30 Minutes or Less was celebrated by the Huffington Post for casting Aziz Ansari in the role of Chet. Chet didn’t have to be an Indian American character. He didn’t have an accent or some interesting cultural appeal or some fish-out-of-water moment as he struggles to acculturate to America. Chet was just Chet. And he happened to be of Indian descent, just as Ansari happens to be a South Carolinian of Indian descent. This is casual diversity in a nutshell.

Casual diversity appeals a great deal to second- and third-generation immigrants. We tend to be more acculturated than our parents, and we find we connect more easily with characters who look like us but who are as connected to American culture as we are. In my group of friends, I am the only Hispanic, and my ethnicity very rarely comes up. I still found myself deeply connecting with characters played by Latin American actor John Leguizamo while I was growing up. They were just like me—American, and Hispanic. I could imagine that their lives were a little like mine, too.

Casual diversity may be less interesting to people whose diversity makes them the subject of social, political, and even physical attack. In the wake of #MeToo, I find gender anything but a casual subject matter. While a moratorium on stories about characters who happen to be women is not due, a recognition that characters who are women have idiosyncratic life experiences may be. In the wake of attacks against Latin American immigrants in this country, I find myself connecting more with stories that highlight the ways in which Latin Americans are treated differently, although I see no less of a need for stories in which they are treated the same.

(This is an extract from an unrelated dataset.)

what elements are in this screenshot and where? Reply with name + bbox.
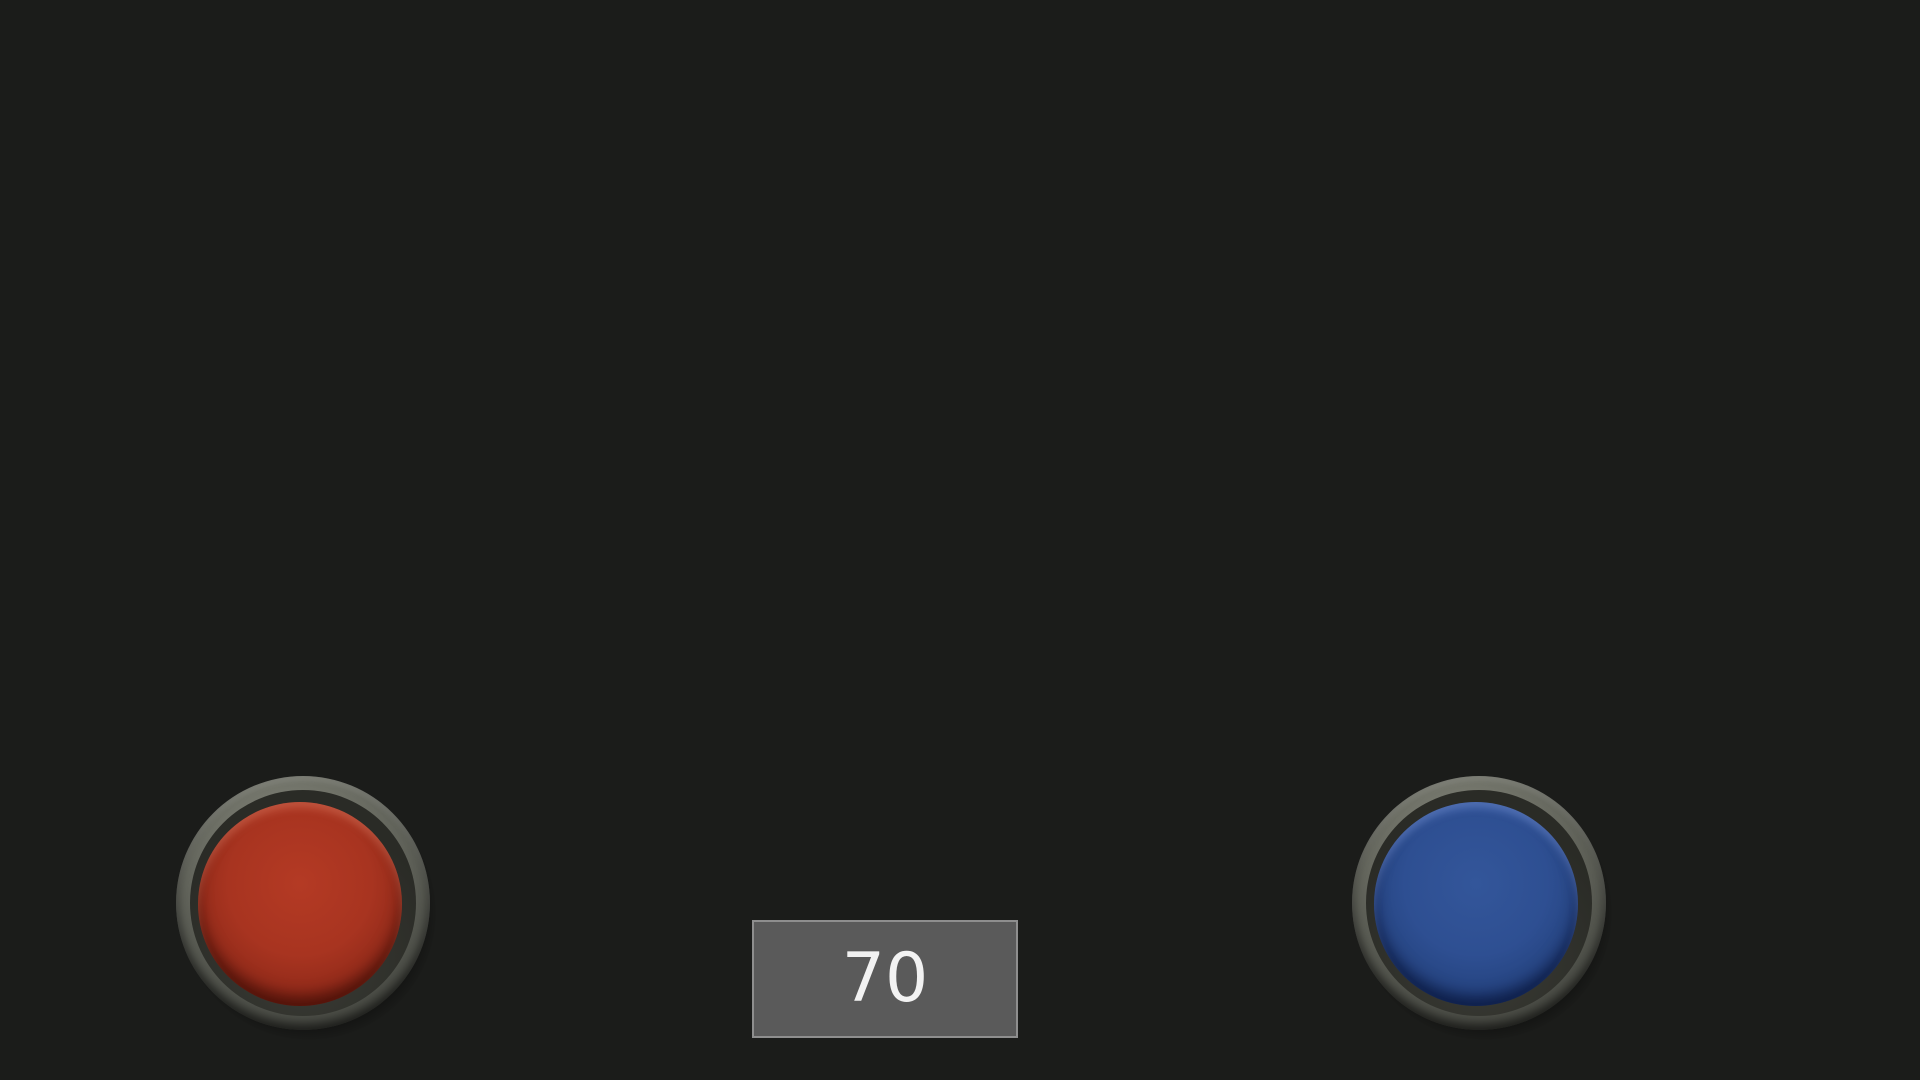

Casual diversity works best, as all things do, when it feels possible. In the 1980s and 1990s, stories about gay teenagers struggling with coming out and their first secret affections for someone of the same gender were necessary in a world that was actively hostile to gay teenagers. By the 2000s, the momentum appeared to have changed, and the world seemed less hostile towards gay men. Casually gay characters in television and literature are more common now. Less than I’d like, but Chechnya’s systematically exterminating its gay population, so that’s where we are. In 2018.

Where casual diversity is not appropriate, formal diversity will have to do. If casual diversity is “diversity that is just a part of everyday life,” then formal diversity may be “diversity that is apart from everyday life” or “diversity that is out of the ordinary.”

There is a place in fiction for casual diversity, even where and when polemic is high. There is still room to tell stories about immigrants (or the descendants thereof) who do not generally suffer at the hands of the state. There is room to tell stories about LGBT people who are not afraid of being openly themselves. In this sense, “casual” is not a synonym for “careless.” Diversity, whether casual or formal, exists within a larger context. It’s context that prevents casual diversity from being shallow.

In Sense8, one of the lead characters is a transwoman living in the United States, where many laws still prevent transpeople from being free, and where societal pressure remains stacked against transwomen in particular. Even though Sense8 is not a show about “being trans,” it is a show where diversity plays a role in how characters’ lives develop. The context in which Nomi Marks exists cannot be ignored while she struggles with being a sensate in a world where they are hunted for their special powers. She also has to struggle with being a transwoman in a transphobic biological family—a very real struggle for many transpeople today.

Jack Burgos - Editor

Jack Burgos - Editor

Keep all of this in mind as we move through June and discuss casual diversity in fiction. Casual doesn’t mean careless, context always matters, and where casual diversity doesn’t work, formal diversity will.